Bob was very talkative this morning. He was determined not to let this depressing place get to him. He had Lucy. Mission accomplished! ‘So I lost my legs on the way’ he thought to himself ‘but I always said I’d give my right arm to get Lucy back, so it doesn’t seem such a bad deal’ he smiled to himself, for once he agreed with his inner psyche instead of arguing. He looked up at Lucy, who was deep in thought; about Michael, she had not yet reached any conclusion about the mess that she now found herself in; Michael was sweet and generous, she liked him a lot, but Bob needed her now and he did seem to be a different person. They turned the corner into the square
“Shall we stop in Caspers for a bevy? She asked her charge
“You betcha girl” Bob replied with relish
Now it was no co-incidence that Lucy had come this way, she was hoping to bump into Mark Hero; he had mentioned at their last meeting that he often stopped for a drink on the way home from seeing Sarah. Lucy was worried; she witnessed the frantic procession of doctors into Sarah-Jane’s room this morning and wondered what was going on.
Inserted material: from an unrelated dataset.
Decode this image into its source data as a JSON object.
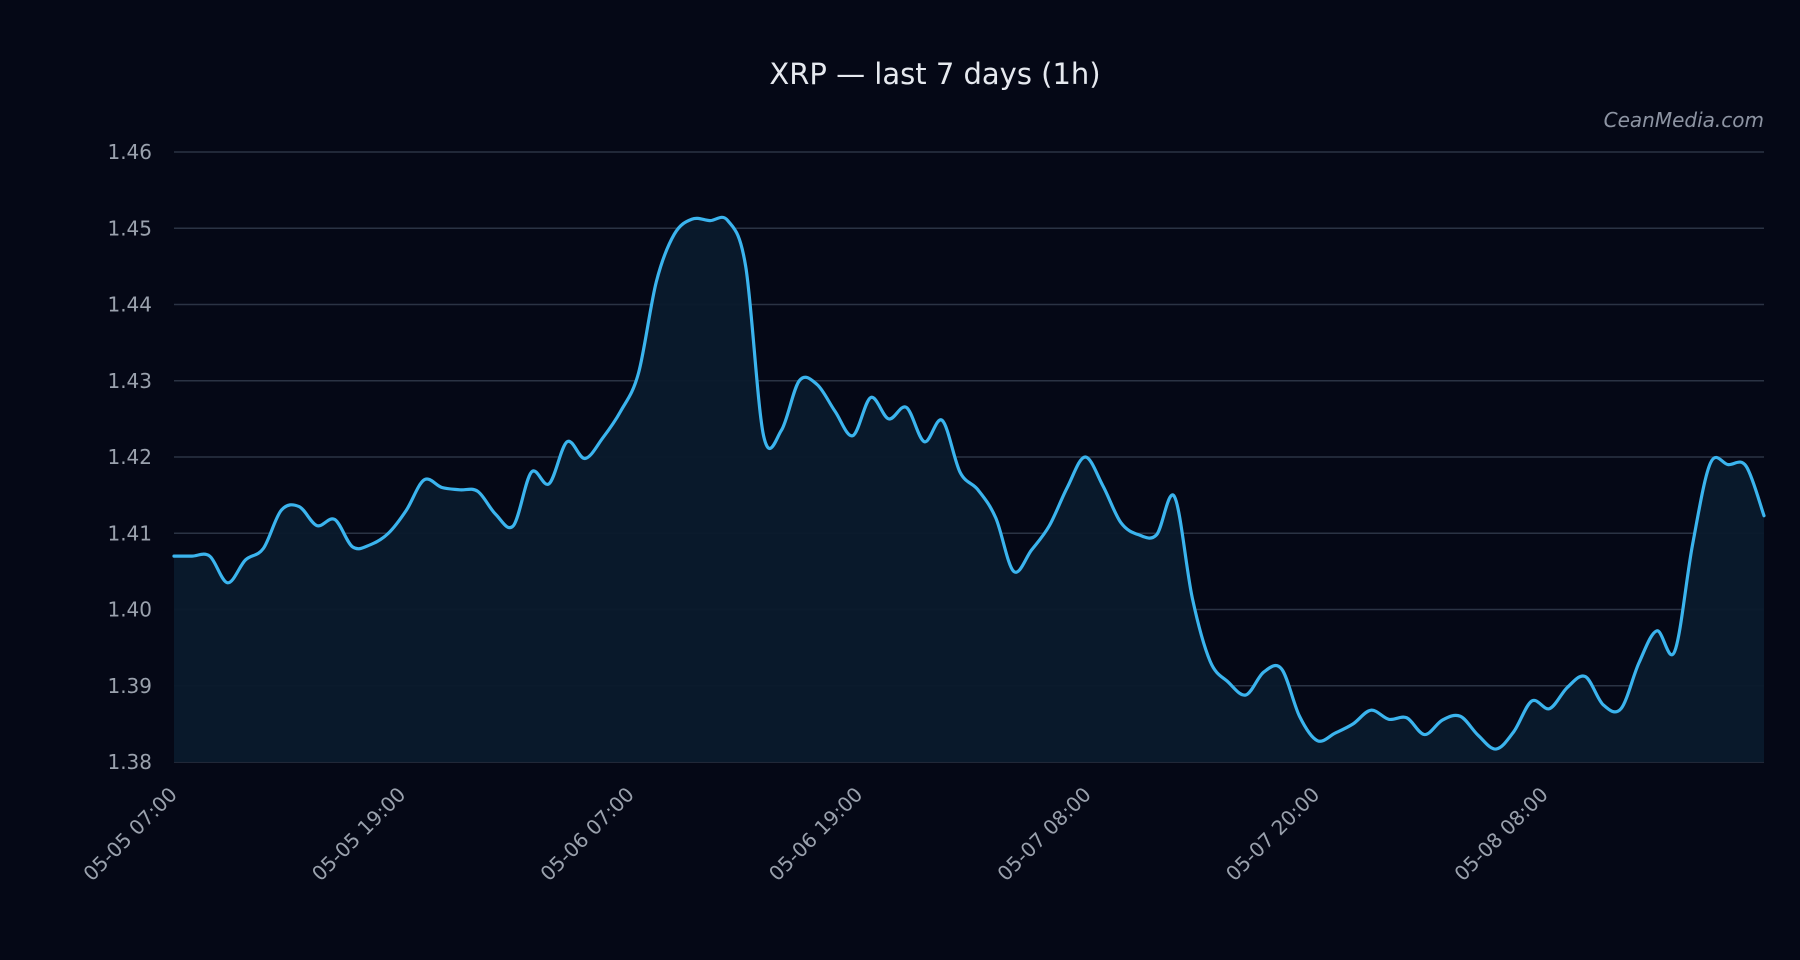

She missed any chance to see Mark since and feared the worse with her usual pessimism. She pushed Bob into the wine bar, ordered a couple of ‘Buds’ and sat down with him at a window table
“How long have you been drinking beer then?” he asked
“Oh you know how it is” she absent-mindedly responded, “Just occasionally I like a beer.” In fact, she had only just started drinking beer. She tried it once when she was out with Michael, liked it and found it less addictive than vodka or Port and Lemon. Lucy was distracted and not being very attentive to Bobs’ outpourings; mind you, he was used to talking to himself anyway. She was looking for Mark There was no sign of him and it worried her.